Ekonomist Servet Yıldırım’ın “Acaba pas geçer mi?” başlıklı yazısı şöyle:

“Enflasyonda artışı açıklayacak pek çok neden var. Ancak bunlar enflasyonun şu anda olması gerekenin çok üzerinde seyrettiği gerçeğini değiştirmiyor.

Enflasyon açıklanmadan önce birçok anket yapıldı, değişik kesimlerin beklentileri alındı. Herkes önceki aylara göre yüksek bir aylık enflasyon bekliyordu ancak eylül ayı enflasyonunun bu kadar yüksek çıkacağını kimse beklemiyordu.

TÜİK verilerine göre enflasyon eylülde yüzde 3,23 arttı. Oysa bundan önceki 20 yılın eylül aylarının ortalaması yüzde 1,33’tü.

Toplam 3,23’lük aylık artışın dörtte üçünden fazlası dört kalemden geldi: Gıda, eğitim, konut ve ulaştırma. Gıdanın katkısı 1,11 puan, eğitimin 0,48 puan, konut ve ulaştırmanın ise 0,44’er puan oldu. Bu kalemler, düşük ve orta gelir gruplarının harcama sepetinde en fazla ağırlığa sahip olanlar. Aylık artış gıdada yüzde 4,62, kirada yüzde 4,39 ve ulaştırmada yüzde 6,28 gibi oldukça yüksek seviyede gerçekleşti. Dolayısıyla ortalama yüzde 3,23’lük enflasyon, bu kesimler için çok daha yüksek hissedildi.

Çekirdek enflasyon göstergeleri de pek parlak değil. Mevsimlik ürünler hariç TÜFE yüzde 3,13 ve ekonomistlerin yakından takip ettikleri B endeksi yüzde 3,34 ve C endeksi yüzde 3,22 arttı.

Düşük gelirliler daha fazla hissediyor

Türkiye 2023 ortasında “rasyonele dönüş” adı altında bir program uygulamaya başladı. Aynı şekilde 2024 Haziran ayından bu yana dezenflasyon süreci içinde. Cuma günü açıklanan tüm bu oranlar, bu kadar uzun bir süredir dezenflasyon programı uygulayan bir ekonominin ulaşmış olması gereken değerlerin çok üzerindedir, alarm vericidir. Eylül aylık enflasyonunun yıllıklandırılmış karşılığı yüzde 46’yı buluyor.

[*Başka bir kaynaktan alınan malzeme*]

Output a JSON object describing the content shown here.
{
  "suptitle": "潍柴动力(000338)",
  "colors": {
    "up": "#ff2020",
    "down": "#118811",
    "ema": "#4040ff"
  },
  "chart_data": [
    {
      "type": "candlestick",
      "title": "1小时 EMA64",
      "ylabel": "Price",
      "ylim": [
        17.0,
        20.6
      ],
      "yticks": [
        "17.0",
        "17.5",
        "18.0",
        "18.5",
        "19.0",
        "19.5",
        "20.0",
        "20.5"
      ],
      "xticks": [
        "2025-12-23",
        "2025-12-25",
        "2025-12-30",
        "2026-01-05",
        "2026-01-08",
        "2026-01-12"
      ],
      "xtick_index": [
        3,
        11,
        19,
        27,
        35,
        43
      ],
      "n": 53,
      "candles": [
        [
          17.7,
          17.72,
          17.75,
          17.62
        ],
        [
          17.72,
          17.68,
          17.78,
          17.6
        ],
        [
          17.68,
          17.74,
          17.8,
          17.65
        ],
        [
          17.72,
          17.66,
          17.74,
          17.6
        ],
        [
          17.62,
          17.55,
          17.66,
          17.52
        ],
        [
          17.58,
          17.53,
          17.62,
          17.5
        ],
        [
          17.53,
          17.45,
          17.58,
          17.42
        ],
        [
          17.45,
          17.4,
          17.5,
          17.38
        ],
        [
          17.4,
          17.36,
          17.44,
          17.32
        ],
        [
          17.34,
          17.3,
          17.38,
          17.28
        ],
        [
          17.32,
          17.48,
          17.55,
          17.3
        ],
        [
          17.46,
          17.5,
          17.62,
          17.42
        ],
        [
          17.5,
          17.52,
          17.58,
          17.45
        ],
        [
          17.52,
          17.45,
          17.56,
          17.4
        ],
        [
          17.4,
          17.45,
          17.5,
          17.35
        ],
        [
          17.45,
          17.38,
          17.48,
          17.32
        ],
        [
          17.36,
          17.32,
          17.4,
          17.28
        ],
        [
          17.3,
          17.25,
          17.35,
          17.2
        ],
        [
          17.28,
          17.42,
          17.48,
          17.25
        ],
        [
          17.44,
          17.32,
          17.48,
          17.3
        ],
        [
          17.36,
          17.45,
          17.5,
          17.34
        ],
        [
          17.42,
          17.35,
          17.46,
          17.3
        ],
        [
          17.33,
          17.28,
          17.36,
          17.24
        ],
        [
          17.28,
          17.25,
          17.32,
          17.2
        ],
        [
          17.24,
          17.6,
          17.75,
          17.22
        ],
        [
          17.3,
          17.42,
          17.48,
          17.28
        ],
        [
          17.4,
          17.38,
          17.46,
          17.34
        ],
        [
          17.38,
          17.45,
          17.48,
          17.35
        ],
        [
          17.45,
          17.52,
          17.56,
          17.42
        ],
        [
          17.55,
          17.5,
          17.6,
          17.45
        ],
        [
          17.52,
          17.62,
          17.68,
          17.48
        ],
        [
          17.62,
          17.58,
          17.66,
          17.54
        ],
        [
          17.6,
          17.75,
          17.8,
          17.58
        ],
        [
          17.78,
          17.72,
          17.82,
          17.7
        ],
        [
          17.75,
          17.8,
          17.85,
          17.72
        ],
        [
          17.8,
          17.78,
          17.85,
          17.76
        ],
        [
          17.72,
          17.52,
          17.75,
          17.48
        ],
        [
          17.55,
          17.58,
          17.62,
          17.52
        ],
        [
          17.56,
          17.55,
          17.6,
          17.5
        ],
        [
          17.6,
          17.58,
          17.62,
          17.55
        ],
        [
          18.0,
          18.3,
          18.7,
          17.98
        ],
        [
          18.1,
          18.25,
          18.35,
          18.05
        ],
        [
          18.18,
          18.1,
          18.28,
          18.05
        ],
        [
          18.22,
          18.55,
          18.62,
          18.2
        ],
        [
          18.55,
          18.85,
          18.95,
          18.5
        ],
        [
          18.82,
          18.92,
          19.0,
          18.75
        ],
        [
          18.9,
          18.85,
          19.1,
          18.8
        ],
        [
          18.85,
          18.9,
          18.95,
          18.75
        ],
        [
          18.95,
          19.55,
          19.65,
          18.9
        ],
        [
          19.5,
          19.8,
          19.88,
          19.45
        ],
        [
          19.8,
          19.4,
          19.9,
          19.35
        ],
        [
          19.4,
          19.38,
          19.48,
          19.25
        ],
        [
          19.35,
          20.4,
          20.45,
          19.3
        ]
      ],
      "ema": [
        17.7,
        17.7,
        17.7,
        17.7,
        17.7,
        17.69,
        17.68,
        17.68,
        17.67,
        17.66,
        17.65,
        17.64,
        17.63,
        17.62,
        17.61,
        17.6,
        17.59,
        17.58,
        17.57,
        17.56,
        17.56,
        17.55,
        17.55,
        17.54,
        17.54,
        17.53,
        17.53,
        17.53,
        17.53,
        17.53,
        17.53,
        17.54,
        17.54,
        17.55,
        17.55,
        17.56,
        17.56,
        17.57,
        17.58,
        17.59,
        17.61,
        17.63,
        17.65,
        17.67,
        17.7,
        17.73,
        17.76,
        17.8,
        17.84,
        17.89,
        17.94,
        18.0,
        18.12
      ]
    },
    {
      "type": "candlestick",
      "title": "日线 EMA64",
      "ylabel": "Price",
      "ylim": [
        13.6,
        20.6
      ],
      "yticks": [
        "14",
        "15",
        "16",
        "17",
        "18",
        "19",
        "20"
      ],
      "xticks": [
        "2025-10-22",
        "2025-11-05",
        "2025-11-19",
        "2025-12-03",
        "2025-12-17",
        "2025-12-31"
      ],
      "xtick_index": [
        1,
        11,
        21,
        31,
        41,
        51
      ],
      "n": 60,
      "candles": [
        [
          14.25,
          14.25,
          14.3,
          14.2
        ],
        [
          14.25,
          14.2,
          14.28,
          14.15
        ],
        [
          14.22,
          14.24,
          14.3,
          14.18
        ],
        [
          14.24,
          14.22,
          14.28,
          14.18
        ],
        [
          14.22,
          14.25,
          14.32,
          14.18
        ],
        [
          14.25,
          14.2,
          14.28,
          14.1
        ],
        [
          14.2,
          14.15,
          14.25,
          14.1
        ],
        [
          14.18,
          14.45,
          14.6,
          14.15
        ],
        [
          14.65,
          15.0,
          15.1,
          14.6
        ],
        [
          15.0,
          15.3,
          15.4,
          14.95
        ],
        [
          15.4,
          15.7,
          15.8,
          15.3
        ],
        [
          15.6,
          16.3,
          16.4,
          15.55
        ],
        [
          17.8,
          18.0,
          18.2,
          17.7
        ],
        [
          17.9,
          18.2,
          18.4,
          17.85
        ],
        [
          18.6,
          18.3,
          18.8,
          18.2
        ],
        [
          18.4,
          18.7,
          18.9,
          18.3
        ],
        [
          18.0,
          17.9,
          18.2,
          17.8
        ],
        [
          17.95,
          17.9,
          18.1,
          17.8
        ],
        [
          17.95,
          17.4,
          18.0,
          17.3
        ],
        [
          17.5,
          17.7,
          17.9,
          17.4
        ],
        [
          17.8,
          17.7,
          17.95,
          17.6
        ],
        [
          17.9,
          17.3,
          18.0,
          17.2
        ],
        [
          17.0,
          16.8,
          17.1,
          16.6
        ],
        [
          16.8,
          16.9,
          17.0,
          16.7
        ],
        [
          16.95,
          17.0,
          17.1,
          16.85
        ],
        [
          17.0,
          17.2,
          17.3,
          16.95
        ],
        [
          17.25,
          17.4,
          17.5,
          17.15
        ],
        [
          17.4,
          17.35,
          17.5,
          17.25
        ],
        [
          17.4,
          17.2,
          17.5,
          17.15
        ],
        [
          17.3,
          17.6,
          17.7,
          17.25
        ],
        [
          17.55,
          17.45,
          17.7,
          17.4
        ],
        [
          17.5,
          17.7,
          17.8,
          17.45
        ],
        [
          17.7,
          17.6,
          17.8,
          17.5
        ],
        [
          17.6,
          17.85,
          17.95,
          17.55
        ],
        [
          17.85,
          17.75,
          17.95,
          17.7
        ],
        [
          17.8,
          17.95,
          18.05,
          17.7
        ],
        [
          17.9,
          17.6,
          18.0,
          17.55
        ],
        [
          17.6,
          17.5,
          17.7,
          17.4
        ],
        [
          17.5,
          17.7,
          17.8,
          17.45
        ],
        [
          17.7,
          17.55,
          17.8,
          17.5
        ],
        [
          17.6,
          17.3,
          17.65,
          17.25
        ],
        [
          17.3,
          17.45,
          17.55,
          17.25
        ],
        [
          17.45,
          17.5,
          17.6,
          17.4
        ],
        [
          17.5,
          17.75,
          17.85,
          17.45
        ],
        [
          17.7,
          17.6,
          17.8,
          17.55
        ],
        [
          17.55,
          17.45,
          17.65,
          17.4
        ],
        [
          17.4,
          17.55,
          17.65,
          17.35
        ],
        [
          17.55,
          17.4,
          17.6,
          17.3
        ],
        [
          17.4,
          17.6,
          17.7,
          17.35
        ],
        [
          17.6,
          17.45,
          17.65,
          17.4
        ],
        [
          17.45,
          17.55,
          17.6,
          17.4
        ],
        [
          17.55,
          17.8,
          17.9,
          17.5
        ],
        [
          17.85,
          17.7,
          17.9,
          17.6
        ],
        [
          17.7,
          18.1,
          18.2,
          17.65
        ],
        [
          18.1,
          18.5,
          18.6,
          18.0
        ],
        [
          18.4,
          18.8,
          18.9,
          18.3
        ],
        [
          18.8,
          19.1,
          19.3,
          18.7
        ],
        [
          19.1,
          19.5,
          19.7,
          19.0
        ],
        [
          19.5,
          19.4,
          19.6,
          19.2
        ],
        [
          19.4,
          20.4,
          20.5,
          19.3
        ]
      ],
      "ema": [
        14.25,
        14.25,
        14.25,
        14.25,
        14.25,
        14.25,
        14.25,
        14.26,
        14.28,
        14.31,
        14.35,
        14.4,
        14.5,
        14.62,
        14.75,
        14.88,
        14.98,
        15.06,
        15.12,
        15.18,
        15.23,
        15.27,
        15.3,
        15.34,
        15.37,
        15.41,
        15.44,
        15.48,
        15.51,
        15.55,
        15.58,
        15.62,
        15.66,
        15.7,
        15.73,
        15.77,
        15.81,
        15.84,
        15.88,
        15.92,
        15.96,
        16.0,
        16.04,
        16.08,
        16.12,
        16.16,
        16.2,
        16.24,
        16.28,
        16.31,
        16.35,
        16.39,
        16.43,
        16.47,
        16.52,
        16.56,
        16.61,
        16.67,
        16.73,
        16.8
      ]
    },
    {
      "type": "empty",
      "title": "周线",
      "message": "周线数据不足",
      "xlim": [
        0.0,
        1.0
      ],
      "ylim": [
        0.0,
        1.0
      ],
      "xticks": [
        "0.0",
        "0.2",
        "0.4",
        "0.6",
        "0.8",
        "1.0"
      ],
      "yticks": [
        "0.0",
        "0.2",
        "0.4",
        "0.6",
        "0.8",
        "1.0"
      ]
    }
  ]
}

Evet, enflasyonda bu artışı açıklayacak pek çok neden var. İklim koşullarının gıdaya etkisinden deprem ve kentsel dönüşüm gibi konut sektörüne özgü arz yönlü unsurların kira fiyatlarına yansımasına kadar birçok neden sıralanabilir. Ancak bunlar enflasyonun şu anda olması gerekenin çok üzerinde seyrettiği gerçeğini değiştirmiyor; durumu düşük gelirliler için katlanır hale getirmiyor.

Benzer gelişmelerin yaşandığı yakın zamandaki değerlendirmelerinde “Bu görünüm para politikasındaki sıkı ve kararlı duruşumuzu korumayı gerekli kılıyor” diyen Merkez Bankası, 23 Ekim’de yapılacak Para Politikası Kurulu toplantısında faiz indirim sürecine ara verebilir mi?”